Thomas BRUN : Portrait d’un acteur engagé, cofondateur de la Fédération des Cafés Citoyens
Cofondateur de la Nouvelle Arcadie en 1997, co-auteur de l’ouvrage « La démocratie, c’est nous ! »
sous la direction de Corine TANAY, finaliste du prix de la démocratie
en 2015 pour toutes les actions de débats menées sur les valeurs de la République, président du collectif Imagine l’Avenir qui développe le programme KANT, Directeur général de l’AFA – Association de Formation Arcadienne – qui pilote les actions formation des animateurs et les programmes tel que Citoyenneté et Développement Durable au sein des établissements scolaires. Il a exercé des fonctions de conseil auprès des politiques dans les démarches de concertation avec les citoyens, et depuis 2013 se concentrent sur les actions d’accompagnement des organisations publiques et privées pour développer la participation.

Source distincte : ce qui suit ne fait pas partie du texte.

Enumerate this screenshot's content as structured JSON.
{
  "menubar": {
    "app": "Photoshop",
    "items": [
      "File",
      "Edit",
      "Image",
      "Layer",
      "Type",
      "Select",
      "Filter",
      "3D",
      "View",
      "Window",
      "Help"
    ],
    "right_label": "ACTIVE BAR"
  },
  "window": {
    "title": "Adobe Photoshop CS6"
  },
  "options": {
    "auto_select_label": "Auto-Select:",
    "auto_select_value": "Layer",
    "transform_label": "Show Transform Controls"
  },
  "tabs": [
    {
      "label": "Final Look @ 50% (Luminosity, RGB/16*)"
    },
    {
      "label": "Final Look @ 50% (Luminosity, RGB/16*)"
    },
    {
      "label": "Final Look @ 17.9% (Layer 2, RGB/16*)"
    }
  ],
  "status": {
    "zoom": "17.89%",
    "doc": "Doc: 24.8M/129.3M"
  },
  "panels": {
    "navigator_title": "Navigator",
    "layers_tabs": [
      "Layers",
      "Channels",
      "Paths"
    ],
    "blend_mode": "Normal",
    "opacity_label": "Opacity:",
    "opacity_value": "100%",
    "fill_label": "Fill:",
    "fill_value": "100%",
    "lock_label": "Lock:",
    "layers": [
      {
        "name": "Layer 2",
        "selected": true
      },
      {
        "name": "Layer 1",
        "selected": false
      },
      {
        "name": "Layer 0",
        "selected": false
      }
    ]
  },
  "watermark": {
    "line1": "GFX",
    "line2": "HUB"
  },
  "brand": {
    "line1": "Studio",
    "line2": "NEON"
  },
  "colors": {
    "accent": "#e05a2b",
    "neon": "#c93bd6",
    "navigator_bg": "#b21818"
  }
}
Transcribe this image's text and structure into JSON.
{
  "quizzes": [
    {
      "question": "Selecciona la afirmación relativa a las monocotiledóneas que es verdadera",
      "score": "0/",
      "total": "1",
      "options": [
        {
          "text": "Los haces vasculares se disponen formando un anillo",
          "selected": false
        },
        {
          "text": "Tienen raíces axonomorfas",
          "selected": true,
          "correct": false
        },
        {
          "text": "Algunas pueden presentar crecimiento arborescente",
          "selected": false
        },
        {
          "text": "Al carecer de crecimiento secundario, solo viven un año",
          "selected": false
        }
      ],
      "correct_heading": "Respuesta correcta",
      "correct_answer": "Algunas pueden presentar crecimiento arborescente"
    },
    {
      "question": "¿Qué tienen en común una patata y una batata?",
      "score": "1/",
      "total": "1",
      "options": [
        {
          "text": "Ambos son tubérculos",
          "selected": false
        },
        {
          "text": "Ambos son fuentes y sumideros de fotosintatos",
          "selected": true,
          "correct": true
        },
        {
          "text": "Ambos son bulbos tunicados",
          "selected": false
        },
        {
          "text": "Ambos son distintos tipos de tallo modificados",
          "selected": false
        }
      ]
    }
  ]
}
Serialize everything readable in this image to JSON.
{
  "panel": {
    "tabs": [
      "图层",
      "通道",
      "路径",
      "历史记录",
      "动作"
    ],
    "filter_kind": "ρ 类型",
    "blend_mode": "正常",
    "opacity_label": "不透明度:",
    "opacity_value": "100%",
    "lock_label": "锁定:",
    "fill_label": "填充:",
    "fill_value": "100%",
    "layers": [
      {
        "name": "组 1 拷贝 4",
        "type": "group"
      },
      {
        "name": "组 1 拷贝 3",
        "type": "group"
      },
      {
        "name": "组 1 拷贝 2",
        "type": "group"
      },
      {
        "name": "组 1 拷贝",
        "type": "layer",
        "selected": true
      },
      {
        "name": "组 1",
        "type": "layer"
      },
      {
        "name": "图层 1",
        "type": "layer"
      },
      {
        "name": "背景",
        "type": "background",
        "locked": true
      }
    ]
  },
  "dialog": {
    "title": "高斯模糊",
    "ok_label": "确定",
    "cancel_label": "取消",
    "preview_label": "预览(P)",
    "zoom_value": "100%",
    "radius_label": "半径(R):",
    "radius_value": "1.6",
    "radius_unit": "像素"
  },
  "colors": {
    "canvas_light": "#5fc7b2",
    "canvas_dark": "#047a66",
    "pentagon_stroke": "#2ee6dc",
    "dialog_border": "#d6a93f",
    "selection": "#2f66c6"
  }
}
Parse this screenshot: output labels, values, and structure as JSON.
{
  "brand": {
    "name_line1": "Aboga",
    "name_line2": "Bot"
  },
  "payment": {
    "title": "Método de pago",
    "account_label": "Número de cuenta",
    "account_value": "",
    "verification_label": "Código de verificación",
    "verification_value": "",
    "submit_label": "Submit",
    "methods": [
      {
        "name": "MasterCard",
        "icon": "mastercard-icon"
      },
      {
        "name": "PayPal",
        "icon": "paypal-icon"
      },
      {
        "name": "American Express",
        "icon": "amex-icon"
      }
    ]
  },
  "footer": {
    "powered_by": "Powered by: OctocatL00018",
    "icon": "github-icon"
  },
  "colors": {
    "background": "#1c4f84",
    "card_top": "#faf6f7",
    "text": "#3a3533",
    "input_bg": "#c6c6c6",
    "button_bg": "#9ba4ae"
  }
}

Thomas BRUN développe, à travers ces expériences denses d’animation territoriale et éducative, un ensemble cohérent de connaissances et de compétences qui relèvent à la fois de l’ingénierie démocratique, de la pédagogie citoyenne et du pilotage de dispositifs complexes.
Le programme KANT : et si on repensait la société à partir de l’intelligence collective ?
Et si la politique ne partait plus des institutions ou des rapports de force… mais de notre capacité à comprendre ensemble le monde et à agir collectivement ?
C’est l’ambition du programme KANT, un projet né en Occitanie au sein du collectif Imagine l’Avenir. À mi-chemin entre philosophie, méthode d’action et vision de société, ce texte propose une manière nouvelle de penser la démocratie.
Ni manifeste politique classique, ni théorie abstraite, KANT se veut avant tout une boussole pour agir.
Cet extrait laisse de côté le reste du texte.